Wednesday, October 20, 2010

Cocaine is one helluva drug ... When you're 16.

When I was 14 I lived, indulgently unsupervised, at a friend's house for the summer. We ran the gamut of house egging, cop car defacing, car theft and dumpster fire lighting, among other admirably cool pastimes. At some point during those feverish months of gleeful rebellion I ended up sneaking into the only bar in my hometown - And by sneaking, I mean I walked really fast through the front door flanked on either side by some seedy 20 year old guys, this association aiming to dispel any doubts in the bar staff's mind of my age. It worked, and in my mind was a surefire testament to my sophistication. A greasy old cowboy showed me how to play pool while I got an earful about the Saturday night stripper, and how the bar manager reused the same pink pleather outfit for every stripper that did a stint there. In all, it was a pretty unglamorous affair, but that didn’t stop the story from being told and retold, in grandiose fashion, to all of my friends.

When I was 17 I used the ID of one Natanya Caroline Funk (yeah, Nat Funk), who was 25, blonde, and 5"10 to get into clubs and buy liquor. I was offended any time that I was actually asked for ID, and gave as much attitude as I could muster to dubious looks from bouncers. When I was finally old enough to show my own ID, it just wasn’t fun anymore. Entitlement ruined the thrill of feeling like I had one up on everybody.

Now I'm 21 and ... I'm a total fogey. In a line up at the SAQ the girls ahead of and behind me got checked for ID but I didn't. In a departure from my old smugness I just felt left out. The other night, faced with deciding between a Bad Religion show and a free ticket to see Joan Baez, I passed on the mosh pit for the concert hall. My 16 year old self would have been appalled, I thought as I stood in an orderly queue for the adult
beverage counter. Where 4 years ago I was jumping up and down, covered in GWAR style fake blood and semen at the Cobalt after a particularly rowdy show, I was now sitting cross legged, politely applauding, in a room filled with people of whom the median age was likely 55.

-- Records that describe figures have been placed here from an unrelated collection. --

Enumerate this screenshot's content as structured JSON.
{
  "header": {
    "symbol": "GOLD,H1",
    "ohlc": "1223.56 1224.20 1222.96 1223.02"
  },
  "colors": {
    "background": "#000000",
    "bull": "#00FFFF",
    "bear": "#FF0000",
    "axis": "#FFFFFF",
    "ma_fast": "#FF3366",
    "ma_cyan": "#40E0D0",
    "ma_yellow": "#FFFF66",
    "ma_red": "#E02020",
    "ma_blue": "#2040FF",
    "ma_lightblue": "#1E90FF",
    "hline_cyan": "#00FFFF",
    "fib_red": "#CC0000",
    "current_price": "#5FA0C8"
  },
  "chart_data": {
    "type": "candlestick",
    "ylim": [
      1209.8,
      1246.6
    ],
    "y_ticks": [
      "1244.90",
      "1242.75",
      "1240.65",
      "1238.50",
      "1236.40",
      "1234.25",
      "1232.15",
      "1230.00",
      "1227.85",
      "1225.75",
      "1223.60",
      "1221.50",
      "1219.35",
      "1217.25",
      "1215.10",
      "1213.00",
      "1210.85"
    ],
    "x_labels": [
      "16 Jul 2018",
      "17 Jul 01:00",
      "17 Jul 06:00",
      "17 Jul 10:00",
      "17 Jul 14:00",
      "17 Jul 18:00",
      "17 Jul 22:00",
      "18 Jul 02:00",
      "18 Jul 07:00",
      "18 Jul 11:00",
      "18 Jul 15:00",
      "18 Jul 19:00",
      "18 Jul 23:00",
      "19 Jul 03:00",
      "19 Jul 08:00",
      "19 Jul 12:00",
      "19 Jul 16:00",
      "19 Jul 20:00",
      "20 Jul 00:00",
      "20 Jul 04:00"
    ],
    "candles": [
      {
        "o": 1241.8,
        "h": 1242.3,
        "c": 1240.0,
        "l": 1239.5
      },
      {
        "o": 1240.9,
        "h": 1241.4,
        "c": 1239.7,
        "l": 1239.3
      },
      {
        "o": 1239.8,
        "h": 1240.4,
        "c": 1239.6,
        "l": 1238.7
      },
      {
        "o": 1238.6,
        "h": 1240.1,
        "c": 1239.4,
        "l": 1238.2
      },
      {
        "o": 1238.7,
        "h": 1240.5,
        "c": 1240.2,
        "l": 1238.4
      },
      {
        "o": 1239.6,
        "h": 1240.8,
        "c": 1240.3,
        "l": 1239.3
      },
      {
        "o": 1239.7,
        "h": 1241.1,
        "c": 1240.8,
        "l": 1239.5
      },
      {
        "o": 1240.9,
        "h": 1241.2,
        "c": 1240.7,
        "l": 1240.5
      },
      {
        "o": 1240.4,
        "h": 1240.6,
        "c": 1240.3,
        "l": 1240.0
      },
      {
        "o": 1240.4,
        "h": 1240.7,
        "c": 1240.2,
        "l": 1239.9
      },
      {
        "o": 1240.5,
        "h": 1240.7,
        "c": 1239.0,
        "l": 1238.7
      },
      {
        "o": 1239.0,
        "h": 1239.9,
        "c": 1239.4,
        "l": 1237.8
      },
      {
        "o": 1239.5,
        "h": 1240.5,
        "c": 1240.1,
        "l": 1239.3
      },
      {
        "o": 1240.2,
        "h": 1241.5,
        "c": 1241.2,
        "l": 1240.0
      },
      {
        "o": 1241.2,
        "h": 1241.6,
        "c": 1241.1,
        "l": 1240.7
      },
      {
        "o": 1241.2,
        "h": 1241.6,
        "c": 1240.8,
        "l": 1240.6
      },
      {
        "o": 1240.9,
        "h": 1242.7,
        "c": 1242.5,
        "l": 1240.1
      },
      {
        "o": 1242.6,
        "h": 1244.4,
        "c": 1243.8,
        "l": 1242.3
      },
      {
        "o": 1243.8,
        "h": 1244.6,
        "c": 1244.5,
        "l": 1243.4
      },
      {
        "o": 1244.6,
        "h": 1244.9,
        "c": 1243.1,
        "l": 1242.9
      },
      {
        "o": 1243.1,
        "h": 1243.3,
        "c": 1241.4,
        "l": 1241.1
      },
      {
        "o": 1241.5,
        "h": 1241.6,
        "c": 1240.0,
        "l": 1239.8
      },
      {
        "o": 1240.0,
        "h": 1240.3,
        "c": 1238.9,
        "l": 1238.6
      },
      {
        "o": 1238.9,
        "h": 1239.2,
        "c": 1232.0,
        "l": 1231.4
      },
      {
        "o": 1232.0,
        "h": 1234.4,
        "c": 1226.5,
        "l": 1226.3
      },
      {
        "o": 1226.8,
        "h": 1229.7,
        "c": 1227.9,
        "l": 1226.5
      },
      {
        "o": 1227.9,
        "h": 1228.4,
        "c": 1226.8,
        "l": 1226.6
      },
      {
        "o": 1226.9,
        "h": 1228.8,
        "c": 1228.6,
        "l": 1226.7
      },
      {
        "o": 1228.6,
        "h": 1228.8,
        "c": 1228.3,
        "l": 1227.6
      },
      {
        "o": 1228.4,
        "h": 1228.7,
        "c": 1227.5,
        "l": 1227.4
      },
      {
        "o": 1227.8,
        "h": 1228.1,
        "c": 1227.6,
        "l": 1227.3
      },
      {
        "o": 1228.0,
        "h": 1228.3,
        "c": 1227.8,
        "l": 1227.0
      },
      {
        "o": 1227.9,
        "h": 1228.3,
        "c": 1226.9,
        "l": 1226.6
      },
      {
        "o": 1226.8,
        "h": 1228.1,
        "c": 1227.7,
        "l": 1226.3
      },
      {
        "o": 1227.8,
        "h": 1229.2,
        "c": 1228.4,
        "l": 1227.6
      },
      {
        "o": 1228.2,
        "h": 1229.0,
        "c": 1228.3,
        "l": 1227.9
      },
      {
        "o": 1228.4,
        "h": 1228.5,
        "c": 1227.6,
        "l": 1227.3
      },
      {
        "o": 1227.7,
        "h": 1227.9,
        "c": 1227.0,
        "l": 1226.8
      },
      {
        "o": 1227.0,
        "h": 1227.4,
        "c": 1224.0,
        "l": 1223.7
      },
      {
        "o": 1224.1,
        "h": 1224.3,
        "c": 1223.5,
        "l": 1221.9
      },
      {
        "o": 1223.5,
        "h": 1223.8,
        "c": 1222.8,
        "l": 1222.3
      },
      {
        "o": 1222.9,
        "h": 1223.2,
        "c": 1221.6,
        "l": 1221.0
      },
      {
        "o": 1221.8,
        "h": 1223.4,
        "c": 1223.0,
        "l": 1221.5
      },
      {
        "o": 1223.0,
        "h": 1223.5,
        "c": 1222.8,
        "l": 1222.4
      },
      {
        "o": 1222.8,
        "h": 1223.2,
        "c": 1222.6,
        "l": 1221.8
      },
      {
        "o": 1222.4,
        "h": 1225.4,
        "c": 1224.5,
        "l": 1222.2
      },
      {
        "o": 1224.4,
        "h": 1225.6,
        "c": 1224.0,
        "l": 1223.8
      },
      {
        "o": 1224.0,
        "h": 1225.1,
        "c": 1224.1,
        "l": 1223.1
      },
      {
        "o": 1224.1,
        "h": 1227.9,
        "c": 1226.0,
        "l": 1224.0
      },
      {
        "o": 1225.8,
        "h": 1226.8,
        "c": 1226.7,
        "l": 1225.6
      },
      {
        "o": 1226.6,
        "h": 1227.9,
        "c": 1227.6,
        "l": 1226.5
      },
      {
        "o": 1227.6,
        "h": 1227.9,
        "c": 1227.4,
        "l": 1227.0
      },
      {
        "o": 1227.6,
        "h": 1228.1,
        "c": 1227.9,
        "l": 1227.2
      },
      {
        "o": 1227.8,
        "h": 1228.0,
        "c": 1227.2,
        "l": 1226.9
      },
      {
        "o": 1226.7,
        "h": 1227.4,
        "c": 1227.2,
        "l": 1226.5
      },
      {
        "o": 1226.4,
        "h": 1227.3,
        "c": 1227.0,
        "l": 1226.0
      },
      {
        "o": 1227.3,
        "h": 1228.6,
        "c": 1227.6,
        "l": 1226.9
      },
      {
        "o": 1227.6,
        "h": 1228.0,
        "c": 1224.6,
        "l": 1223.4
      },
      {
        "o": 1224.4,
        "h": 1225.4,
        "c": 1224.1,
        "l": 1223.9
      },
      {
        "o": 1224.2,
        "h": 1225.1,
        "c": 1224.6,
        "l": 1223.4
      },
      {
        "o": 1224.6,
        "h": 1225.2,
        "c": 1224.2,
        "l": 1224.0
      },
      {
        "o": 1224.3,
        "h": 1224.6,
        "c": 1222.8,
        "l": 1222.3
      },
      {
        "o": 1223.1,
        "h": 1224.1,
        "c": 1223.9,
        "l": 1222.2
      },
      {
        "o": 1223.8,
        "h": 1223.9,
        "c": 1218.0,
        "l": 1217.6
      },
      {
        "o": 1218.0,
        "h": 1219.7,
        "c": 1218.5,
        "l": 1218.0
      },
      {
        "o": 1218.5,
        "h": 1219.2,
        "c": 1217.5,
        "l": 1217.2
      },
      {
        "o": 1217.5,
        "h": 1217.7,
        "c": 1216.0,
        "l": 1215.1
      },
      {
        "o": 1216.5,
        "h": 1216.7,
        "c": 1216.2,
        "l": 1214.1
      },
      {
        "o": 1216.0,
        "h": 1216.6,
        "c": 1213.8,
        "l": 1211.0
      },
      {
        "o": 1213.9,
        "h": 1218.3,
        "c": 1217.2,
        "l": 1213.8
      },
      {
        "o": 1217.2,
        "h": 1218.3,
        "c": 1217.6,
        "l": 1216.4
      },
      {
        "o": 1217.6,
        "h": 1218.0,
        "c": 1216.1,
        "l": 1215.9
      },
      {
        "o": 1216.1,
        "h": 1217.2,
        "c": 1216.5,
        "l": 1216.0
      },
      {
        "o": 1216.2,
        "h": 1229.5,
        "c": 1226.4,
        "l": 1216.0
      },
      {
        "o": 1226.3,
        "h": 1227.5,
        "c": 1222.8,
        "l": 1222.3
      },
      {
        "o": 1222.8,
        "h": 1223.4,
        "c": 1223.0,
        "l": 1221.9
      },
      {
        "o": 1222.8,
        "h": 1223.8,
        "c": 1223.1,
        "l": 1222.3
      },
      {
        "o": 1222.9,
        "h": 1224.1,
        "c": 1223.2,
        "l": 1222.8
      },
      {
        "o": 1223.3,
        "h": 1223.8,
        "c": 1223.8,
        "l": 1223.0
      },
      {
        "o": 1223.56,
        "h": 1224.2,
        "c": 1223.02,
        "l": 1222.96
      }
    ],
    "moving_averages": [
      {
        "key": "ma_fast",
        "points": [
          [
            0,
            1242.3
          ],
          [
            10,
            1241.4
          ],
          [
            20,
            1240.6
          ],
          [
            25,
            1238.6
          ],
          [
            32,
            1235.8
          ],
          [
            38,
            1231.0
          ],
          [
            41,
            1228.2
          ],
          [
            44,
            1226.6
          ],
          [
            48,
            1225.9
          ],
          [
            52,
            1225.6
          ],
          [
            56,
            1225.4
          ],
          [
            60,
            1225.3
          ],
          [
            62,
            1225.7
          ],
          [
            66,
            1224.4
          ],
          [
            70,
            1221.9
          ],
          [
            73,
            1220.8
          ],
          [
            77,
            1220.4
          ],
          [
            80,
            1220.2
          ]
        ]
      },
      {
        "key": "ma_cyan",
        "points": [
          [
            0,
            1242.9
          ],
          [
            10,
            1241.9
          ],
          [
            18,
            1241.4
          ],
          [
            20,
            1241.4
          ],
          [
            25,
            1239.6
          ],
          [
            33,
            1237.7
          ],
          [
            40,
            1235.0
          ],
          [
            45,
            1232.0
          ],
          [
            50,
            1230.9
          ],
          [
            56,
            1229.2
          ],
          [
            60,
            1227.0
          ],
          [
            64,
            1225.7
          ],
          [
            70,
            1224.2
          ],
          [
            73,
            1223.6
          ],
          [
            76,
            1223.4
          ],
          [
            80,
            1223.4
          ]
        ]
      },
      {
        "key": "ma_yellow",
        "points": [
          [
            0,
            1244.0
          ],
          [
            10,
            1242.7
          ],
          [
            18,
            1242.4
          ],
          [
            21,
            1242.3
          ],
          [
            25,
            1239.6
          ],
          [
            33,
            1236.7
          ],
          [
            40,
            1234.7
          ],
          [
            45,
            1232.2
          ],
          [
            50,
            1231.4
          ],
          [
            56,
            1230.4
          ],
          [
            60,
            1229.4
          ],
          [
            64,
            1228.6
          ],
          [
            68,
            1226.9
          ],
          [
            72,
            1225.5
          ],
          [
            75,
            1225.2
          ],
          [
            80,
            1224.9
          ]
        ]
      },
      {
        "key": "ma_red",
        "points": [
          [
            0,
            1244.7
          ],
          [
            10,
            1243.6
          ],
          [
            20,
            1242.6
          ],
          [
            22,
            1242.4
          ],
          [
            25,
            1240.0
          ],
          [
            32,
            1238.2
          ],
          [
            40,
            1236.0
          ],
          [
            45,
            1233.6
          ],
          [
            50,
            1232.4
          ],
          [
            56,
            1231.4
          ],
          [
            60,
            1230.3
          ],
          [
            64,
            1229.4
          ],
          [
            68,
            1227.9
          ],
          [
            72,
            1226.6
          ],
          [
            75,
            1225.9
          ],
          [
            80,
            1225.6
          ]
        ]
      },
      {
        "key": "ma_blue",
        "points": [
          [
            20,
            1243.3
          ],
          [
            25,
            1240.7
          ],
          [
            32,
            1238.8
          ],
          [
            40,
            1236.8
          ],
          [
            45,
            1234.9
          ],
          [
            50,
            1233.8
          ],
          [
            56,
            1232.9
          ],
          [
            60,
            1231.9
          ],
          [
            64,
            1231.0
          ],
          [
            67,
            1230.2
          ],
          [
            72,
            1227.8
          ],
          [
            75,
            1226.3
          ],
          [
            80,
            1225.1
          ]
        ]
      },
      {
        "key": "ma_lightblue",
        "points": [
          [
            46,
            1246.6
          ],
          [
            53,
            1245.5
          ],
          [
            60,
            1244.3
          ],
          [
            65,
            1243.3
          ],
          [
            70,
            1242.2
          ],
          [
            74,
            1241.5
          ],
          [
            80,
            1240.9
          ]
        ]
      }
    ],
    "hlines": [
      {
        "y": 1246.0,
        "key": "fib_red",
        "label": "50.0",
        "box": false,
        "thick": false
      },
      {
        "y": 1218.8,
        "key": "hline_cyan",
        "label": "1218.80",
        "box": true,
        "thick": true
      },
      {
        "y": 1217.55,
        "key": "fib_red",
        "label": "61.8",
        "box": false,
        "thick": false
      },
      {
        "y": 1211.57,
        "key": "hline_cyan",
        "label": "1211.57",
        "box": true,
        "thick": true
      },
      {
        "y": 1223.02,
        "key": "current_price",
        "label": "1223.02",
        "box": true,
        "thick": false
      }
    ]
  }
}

(As a side note Joan Baez was incredible, and my prior notions of her being a bleeding-heart pseudo-leftist with a dope hangover are dispelled. With a decade on my parents she can still rock a Bob Dylan song with sincerity. Even more respectably, she won a deserved standing ovation for her rending of "Un quebecois errant", changed from Un canadien errant ... To which I should add, I learned that she re-released the song, "We Shall Overcome", always associated with the civil rights movement with lyrics in Farsi to show support for Iranian protestors after the 2009 elections ... http://www.youtube.com/watch?v=kVCqPAzI-JY)

But I digress. My realization that I really am becoming “too old for this shit” came a few nights ago at a club. Disenchanted and feeling rather like a pedophile, I left my friends dancing and went to the bathroom. On the way, I got felt up by a guy who was probably my little brother’s age. Picking my way through the hordes of sloppy teens with wardrobe malfunctions I made it, and behind the door of stall number one found two high school-aged girls doing blow off the toilet paper dispenser. I laughed awkwardly and, giggling, they asked if I wanted some. In true fogey fashion, I replied “Nah, I’m too old for that shit”, and used another stall. While washing my hands I watched the bouncer haul them out the front door, one of them missing a shoe.

So I guess that makes me boring, but I’m starting to see the perks. At least I left with both of my shoes.